Thu, September 5, 2:45 to 4:15pm, Sheraton New Orleans Hotel, Floor: Four, Gallier A

Abstract

Several studies have shown the link between the massive use of antibiotics in agriculture since the 1950s and the development of intensive livestock farming. The technical and economic organisation of farms and food chains has favoured the use of these medicines, whether for therapeutic purposes to respond to the emergence of diseases specific to industrial farming conditions, or for zootechnical purposes to optimise animal growth. Few studies, however, have looked at the veterinary drug market as such and questioned how its structure has also been decisive in the way antibiotics are prescribed, sold and used. This paper proposes to do this on the basis of the French case.
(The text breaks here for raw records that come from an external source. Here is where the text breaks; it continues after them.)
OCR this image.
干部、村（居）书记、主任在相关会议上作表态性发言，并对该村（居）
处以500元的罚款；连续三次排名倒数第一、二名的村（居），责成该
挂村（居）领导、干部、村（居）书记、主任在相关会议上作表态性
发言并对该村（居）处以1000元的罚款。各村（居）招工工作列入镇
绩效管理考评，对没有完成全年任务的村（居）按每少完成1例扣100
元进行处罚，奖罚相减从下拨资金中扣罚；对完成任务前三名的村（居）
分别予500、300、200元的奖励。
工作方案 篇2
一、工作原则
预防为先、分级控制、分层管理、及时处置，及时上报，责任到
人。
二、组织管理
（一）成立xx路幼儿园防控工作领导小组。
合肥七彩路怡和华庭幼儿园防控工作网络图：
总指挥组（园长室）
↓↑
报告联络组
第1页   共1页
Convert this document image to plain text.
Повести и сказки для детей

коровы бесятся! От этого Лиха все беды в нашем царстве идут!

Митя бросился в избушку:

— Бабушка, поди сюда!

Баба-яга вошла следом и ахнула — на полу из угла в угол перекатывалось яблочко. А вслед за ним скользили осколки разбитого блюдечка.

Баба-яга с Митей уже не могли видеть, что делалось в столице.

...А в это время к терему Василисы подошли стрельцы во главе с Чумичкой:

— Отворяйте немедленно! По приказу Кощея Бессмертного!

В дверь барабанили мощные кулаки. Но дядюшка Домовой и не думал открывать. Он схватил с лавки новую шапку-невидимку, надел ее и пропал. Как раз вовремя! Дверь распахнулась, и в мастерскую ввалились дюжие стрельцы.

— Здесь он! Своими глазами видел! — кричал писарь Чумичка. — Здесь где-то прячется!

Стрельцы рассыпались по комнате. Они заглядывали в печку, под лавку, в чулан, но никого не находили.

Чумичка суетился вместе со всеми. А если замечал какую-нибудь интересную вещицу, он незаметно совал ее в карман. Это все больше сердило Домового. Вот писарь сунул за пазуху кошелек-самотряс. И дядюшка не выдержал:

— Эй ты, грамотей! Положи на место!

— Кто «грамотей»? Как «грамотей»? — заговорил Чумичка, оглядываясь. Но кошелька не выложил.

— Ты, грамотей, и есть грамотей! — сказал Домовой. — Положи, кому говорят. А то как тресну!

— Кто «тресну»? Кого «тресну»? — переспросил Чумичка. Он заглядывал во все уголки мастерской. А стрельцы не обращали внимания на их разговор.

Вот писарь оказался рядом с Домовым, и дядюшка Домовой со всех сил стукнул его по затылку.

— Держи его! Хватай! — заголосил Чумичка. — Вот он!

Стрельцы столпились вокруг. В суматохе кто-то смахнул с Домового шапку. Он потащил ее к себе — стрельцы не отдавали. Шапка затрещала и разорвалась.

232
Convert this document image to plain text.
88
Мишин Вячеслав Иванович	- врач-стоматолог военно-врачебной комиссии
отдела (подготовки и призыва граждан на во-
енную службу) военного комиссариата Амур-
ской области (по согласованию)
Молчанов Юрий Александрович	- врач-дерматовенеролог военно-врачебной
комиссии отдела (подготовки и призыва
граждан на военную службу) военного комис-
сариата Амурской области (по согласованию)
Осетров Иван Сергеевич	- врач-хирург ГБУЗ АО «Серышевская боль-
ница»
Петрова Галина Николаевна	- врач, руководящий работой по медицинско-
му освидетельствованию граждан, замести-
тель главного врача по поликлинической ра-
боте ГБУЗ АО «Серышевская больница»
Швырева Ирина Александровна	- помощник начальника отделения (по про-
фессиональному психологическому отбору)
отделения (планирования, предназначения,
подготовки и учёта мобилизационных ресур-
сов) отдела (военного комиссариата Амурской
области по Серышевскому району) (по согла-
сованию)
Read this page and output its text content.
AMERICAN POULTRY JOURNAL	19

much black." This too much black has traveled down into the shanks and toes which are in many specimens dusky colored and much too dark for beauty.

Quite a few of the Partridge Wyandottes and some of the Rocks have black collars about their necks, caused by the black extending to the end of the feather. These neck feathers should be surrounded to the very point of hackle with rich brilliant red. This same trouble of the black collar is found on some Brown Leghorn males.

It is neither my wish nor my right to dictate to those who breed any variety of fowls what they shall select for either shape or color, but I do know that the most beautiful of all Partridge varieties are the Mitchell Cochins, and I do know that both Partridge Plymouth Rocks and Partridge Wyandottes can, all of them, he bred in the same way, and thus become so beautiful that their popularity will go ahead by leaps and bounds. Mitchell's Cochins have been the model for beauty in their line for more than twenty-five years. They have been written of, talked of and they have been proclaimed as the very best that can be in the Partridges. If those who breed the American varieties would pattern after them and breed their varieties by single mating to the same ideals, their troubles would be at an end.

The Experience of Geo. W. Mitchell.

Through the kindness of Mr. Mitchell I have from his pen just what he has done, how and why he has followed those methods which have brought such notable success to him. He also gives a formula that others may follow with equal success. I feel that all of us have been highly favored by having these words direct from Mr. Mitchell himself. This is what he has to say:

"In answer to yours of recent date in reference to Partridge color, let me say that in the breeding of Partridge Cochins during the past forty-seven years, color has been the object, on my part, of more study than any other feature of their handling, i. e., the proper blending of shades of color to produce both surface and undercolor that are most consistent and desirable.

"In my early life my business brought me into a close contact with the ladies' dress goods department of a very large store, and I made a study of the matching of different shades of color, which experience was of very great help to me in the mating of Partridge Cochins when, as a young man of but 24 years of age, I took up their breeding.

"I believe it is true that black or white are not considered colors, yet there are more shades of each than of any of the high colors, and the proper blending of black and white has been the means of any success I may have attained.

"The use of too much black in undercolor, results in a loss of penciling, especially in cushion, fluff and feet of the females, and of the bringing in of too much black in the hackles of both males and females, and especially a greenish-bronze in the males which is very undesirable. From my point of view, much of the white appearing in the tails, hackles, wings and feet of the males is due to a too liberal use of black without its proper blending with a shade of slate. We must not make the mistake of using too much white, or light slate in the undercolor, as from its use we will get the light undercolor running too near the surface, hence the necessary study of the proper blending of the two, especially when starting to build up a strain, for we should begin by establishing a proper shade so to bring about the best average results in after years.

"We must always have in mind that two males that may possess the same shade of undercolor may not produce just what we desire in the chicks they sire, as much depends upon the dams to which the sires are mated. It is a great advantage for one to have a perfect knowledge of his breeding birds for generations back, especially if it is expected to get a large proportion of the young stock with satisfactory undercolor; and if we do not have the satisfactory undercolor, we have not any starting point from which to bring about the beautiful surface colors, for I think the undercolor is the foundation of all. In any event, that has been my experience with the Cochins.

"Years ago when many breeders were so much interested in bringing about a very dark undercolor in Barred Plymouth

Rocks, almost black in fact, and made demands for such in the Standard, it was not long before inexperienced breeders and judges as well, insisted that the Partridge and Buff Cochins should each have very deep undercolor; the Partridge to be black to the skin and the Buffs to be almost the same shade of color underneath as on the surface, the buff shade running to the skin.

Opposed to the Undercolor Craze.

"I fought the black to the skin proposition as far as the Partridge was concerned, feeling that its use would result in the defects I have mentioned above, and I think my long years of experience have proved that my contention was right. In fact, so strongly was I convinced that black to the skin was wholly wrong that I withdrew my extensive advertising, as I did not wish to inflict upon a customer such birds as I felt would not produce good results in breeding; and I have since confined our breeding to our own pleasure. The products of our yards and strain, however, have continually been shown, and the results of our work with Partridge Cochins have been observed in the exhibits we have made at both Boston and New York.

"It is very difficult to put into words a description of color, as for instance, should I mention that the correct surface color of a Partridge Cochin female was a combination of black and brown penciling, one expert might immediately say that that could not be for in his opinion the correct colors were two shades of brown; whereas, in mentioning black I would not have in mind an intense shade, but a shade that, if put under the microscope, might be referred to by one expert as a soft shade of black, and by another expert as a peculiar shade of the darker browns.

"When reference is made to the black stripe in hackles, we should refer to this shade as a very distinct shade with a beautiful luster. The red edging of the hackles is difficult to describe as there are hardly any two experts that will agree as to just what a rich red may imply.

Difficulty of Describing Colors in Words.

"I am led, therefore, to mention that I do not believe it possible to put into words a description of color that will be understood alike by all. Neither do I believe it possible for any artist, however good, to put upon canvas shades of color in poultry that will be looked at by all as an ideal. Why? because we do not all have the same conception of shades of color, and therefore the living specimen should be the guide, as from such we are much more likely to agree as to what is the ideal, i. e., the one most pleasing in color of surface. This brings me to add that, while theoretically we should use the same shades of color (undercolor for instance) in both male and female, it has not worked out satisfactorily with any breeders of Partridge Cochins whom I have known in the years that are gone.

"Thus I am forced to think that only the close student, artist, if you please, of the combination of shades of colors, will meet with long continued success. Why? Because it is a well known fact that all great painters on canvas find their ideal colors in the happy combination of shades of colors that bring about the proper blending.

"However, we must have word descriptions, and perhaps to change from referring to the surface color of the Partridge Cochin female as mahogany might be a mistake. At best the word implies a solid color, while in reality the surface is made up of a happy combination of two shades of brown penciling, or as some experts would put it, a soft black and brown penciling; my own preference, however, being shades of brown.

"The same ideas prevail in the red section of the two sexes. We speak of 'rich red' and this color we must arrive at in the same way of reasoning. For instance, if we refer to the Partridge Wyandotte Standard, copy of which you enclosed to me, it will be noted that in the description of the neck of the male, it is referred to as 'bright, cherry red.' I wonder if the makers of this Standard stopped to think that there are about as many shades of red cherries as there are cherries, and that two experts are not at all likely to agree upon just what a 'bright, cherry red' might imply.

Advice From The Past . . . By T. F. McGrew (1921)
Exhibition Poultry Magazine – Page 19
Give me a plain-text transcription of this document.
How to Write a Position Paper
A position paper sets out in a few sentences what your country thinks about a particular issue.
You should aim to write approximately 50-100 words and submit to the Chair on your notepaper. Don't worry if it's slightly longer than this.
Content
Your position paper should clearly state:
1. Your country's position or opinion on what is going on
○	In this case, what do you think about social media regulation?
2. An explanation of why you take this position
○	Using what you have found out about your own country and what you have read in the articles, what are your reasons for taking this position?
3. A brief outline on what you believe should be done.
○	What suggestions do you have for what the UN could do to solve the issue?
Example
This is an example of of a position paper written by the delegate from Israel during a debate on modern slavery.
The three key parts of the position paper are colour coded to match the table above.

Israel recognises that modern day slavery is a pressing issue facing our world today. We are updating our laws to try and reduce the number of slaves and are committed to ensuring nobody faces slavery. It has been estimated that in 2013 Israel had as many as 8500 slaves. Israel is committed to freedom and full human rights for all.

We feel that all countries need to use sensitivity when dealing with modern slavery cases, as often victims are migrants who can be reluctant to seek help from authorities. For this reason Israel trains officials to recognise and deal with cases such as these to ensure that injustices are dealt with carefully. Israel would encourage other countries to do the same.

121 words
The 1975 Veterinary Pharmacy Act is known to have significantly reorganized the drug market by establishing a professional monopoly of veterinarians on prescribing and dispensing. But beyond the strengthening of a professional jurisdiction (and, at the same time, the legitimization of the knowledge and practices of the veterinary profession in the field of animal health), the 1975 law also encouraged the development of an economic model that places drugs at the heart of it. Indeed, French veterinarians specialising in industrial livestock farming have, in a logic of intra-professional competition, gradually abandoned the invoicing of their acts to their clients, to be paid only through the sale of medicines. Some have also developed distribution companies in order to position themselves on the wholesale market. This particular structure of the veterinary drug market is an important factor for the massive use of antibiotics, as it has gradually become the main source of income for the veterinary profession.